Is water a free and basic human right, or should all the water
on the planet belong to major corporations and be treated as a product? Should
the poor who cannot afford to pay these said corporations suffer from
starvation due to their lack of financial wealth?
According to the
former CEO and now Chairman of the largest food product manufacturer in the
world, corporations should own every drop of water on the planet — and you’re
not getting any unless you pay up.
Watch the video
below for yourself:
The company
notorious for sending out hordes of ‘internet warriors’ to defend the company
and its actions online in comments and message boards (perhaps we’ll find some
below) even takes a firm stance behind Monsanto’s GMOs and their ‘proven
safety’.
In fact, the former
Nestle CEO actually says that his idea of water privatization is very similar
to Monsanto’s GMOs. In a video interview, Nestle Chairman Peter
Brabeck-Letmathe states that there has never been ‘one illness’ ever caused
from the consumption of GMOs.
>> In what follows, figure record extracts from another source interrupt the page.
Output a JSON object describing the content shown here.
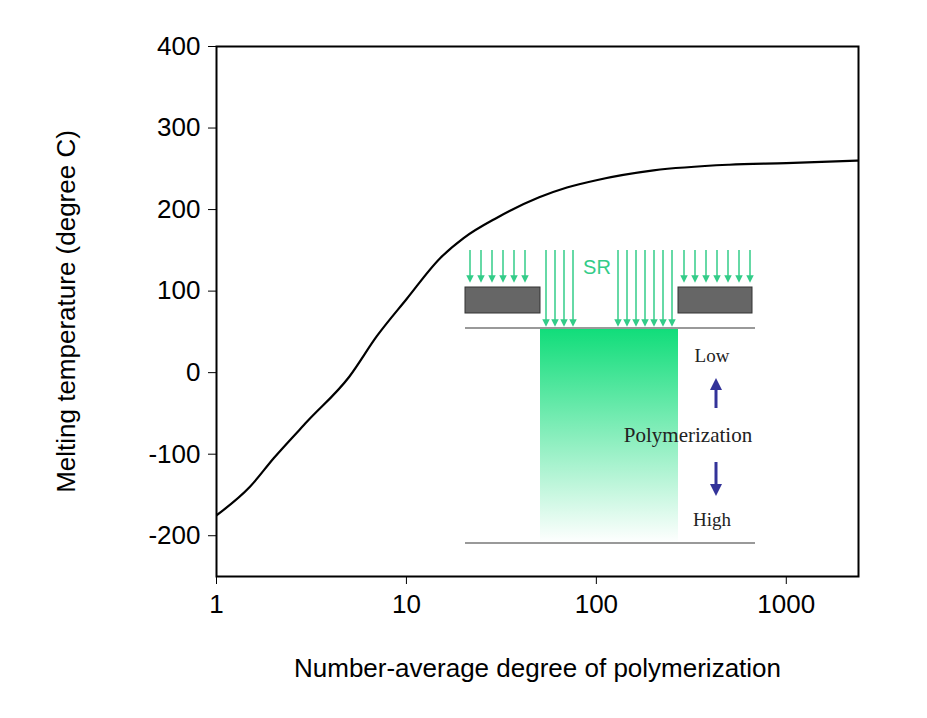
{
  "chart_data": {
    "type": "line",
    "xlabel": "Number-average degree of polymerization",
    "ylabel": "Melting temperature (degree C)",
    "log": "x",
    "x": [
      1,
      1.5,
      2,
      3,
      5,
      7,
      10,
      15,
      20,
      30,
      50,
      70,
      100,
      200,
      500,
      1000,
      2400
    ],
    "series": [
      {
        "name": "Melting temperature",
        "color": "#000000",
        "values": [
          -175,
          -140,
          -105,
          -60,
          -5,
          45,
          90,
          140,
          165,
          190,
          215,
          227,
          236,
          248,
          255,
          257,
          260
        ]
      }
    ],
    "xlim": [
      1,
      2400
    ],
    "ylim": [
      -250,
      400
    ],
    "xticks": [
      1,
      10,
      100,
      1000
    ],
    "yticks": [
      -200,
      -100,
      0,
      100,
      200,
      300,
      400
    ],
    "grid": false,
    "annotations": [
      "SR",
      "Low",
      "Polymerization",
      "High"
    ]
  }
}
The way in which this sociopath clearly has zero
regard for the human race outside of his own wealth and the development of
Nestle, who has been caught funding attacks against GMO labeling, can be
witnessed when watching and listening to his talk on the issue.
This is a company
that actually goes into struggling rural areas and extracts the groundwater for
their bottled water products, completely destroying the water supply of the
area without any compensation. In fact, they actually make rural areas in the
United States foot the bill. As reported on by Corporate Watch, Nestle and
former CEO Peter Brabeck-Letmathe have a long history of disregarding public
health and abusing the environment to take part in the profit of an astounding
$35 billion in annual profit from water bottle sales alone.
The report states:
“Nestlé production of mineral water involves the abuse of vulnerable water
resources. In the Serra da Mantiqueira region of Brazil, home to the “circuit
of waters” park whose groundwater has a high mineral content and medicinal
properties, over-pumping has resulted in depletion and long-term damage.”
Nestle has also come under fire over the assertion that they are actually conducting
business with massive slavery rings.
Another Corporate
Watch entry details: “In 2001, Nestlé faced criticism for buying cocoa from the
Ivory Coast and Ghana, which may have been produced using child slaves.[58]
According to an investigative report by the BBC, hundreds of thousands of
children in Mali, Burkina Faso and Togo were being purchased from their
destitute parents and shipped to the Ivory Coast, to be sold as slaves to cocoa
farms.”
So is water a human
right, or should it be owned by big corporations? Well, if water is not here
for all of us, then perhaps air should be owned by major corporations as well.
And as for crops, Monsanto is already working hard to make sure their monopoly
on our staple crops and beyond is well situated. It should really come as no
surprise that this Nestle Chairman fights to keep Monsanto’s GMOs alive and
well in the food supply, as his ideology lines right up with that of Monsanto.